Wyanet laughed. “Bills? Who cares about bills? This is your soul we are talking about. Your soul wants this, it craves to become an artist. You can’t deny your soul for very long, my friend. That will only lead to misery and bitterness. Look at the world outside these windows. It is filled with people who never followed their dreams. People who gave up. Mediocre people living small mediocre lives filled with bitterness and resentment because their heart wanted to do something completely different. You, my friend, you could be something truly great. You have an amazing gift. You need to listen to what is inside of you. What is your heart telling you? Only the heart knows your real purpose in this life.”

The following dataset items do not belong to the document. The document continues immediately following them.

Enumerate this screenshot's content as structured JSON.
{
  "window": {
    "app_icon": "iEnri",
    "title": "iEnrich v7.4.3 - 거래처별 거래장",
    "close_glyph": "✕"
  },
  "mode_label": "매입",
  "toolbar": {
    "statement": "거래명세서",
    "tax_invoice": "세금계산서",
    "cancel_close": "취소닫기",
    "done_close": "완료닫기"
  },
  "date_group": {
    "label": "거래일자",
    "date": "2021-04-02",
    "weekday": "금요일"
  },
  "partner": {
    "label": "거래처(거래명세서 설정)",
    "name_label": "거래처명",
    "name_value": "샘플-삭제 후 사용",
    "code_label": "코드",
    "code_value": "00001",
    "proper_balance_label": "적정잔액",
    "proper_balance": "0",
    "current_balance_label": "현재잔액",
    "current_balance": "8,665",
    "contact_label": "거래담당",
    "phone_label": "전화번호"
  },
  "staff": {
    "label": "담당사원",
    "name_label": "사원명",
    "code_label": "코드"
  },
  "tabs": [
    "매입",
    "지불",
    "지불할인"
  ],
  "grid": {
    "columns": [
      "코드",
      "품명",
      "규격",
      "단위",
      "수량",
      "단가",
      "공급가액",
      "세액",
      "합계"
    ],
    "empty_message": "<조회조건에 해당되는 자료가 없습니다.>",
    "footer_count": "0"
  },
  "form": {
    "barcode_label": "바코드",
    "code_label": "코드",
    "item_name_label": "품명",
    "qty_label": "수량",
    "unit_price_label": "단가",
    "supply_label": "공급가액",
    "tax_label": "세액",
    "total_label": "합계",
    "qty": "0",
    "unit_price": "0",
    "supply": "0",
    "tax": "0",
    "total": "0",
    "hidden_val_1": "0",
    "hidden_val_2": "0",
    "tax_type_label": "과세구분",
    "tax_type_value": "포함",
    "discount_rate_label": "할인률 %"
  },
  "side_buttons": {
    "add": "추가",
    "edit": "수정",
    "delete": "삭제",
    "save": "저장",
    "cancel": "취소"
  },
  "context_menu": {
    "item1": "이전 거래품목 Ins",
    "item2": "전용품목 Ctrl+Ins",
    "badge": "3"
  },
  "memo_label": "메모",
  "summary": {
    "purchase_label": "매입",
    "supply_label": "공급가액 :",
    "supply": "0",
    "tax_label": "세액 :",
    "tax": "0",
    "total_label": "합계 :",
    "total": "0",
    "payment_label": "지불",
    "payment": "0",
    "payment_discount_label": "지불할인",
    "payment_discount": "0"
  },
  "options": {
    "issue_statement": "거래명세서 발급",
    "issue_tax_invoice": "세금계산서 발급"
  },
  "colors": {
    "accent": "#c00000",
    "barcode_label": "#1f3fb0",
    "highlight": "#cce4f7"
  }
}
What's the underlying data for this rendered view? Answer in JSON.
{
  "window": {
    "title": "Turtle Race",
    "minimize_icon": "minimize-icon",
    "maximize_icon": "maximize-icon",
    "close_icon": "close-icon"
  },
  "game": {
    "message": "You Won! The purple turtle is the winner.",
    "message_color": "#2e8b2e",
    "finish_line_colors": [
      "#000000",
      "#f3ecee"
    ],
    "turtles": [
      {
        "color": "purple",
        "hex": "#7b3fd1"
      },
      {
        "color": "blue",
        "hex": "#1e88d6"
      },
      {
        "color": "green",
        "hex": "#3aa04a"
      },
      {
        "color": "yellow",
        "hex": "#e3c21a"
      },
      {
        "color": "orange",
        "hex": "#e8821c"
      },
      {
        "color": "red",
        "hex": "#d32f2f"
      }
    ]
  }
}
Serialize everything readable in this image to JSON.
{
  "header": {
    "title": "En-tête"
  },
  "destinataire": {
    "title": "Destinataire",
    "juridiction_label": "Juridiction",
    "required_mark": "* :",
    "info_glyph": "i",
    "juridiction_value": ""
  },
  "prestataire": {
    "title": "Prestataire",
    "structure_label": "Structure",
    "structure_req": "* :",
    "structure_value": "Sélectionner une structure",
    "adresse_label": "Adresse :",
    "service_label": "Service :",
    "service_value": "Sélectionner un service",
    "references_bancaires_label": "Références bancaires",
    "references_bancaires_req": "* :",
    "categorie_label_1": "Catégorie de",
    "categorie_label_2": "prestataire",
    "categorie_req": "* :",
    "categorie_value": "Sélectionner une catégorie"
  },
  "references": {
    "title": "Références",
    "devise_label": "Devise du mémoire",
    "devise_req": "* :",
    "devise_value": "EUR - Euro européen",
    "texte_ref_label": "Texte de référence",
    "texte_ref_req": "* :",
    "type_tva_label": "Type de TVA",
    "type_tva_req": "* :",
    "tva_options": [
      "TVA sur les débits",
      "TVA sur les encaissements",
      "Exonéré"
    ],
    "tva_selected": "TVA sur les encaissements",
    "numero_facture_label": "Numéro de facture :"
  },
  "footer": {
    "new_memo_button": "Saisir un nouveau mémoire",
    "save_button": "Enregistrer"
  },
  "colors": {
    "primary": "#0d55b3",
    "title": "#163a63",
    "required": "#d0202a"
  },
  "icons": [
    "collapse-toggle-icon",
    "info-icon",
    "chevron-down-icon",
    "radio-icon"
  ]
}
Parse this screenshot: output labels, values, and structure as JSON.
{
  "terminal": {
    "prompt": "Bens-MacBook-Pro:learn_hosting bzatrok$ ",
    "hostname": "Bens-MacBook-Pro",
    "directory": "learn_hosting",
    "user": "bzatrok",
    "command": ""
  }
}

Then Wyanet picked up the other guitar and started playing it real fast, like Spanish flamenco-style. She said it was the only good thing that ever came from the Spaniards, and all the girls got on their feet and started dancing with their skirts fluttering, making them look like big beautiful flowers in all colors. They dragged me up to dance with them, and I was terrible at all that stomping. A couple of cats stared at us from the windowsill looking like they didn’t know what I was doing there either, but I didn’t care. I laughed so hard and felt like I was transported to a completely different place and time. I didn’t care about anything. I danced with Aiyana and all of her sisters, even Halona, who seemed to be laughing without a sound leaving her lips. I was so enchanted by the music and laughter in this house, I hardly noticed the chairs and tables moving around in the kitchen, floating in the air along with books and pictures, or even the apparition of an old lady in a white dress that showed up and started dancing with us. I later learned the apparition was Aiyana’s great-grandmother who hadn’t been ready to leave the house and cross over to the land of the spirits yet. It was told that she had something she needed to do first, only no one knew what it was so they let her stay in the house till she had finished whatever it was that was holding her back. “Poor Granny,” Aiyana would always say when she appeared. “I think she just doesn’t know how to find her way out of this world.”

 

Unfortunately the fun had to end at some point, and I had to return to my own world. I thanked Aiyana and her family for hosting this nice lunch for me, but now I had to go because my host-mother was in the hospital and I had to visit her, plus I had an article for the newspaper that I had to send.

“I had a blast,” I told Aiyana as she walked me out the front oak door.

“I know,” she said with that gentle smile on her lips.

I didn’t want to leave. I didn’t want to go back to reality. I wanted to stay in that bubble of happiness and let myself be wrapped in a blanket of music.

“We will see each other again soon,” Aiyana said, and I knew she was right.

 

 

 

 

Chapter 17

 

 

 

 

That afternoon, after I had sent my article to the newspaper, I drove out to the hospital to visit Mrs. Kirk. I was still humming in the car the wonderful tones from the flamenco-guitar and tapping along with my feet. It was like the music inside of me had come alive, like every fiber of my body wanted to tap and sing. I turned on the radio and started singing along, wondering why I had been so busy keeping the music out of my life when it always brought me so much joy. Wyanet had been right. I knew it inside of me. I had to at least try and pursue my dream, otherwise I would end up a bitter old man. My fingers were tapping on the steering wheel as I began making plans for the future. Maybe I could earn a living by writing articles for this newspaper until I could live off my music? If only I knew if I was any good at writing, if they would want me. But then again, it really didn’t matter what I did for a living as long as I had time to play my music.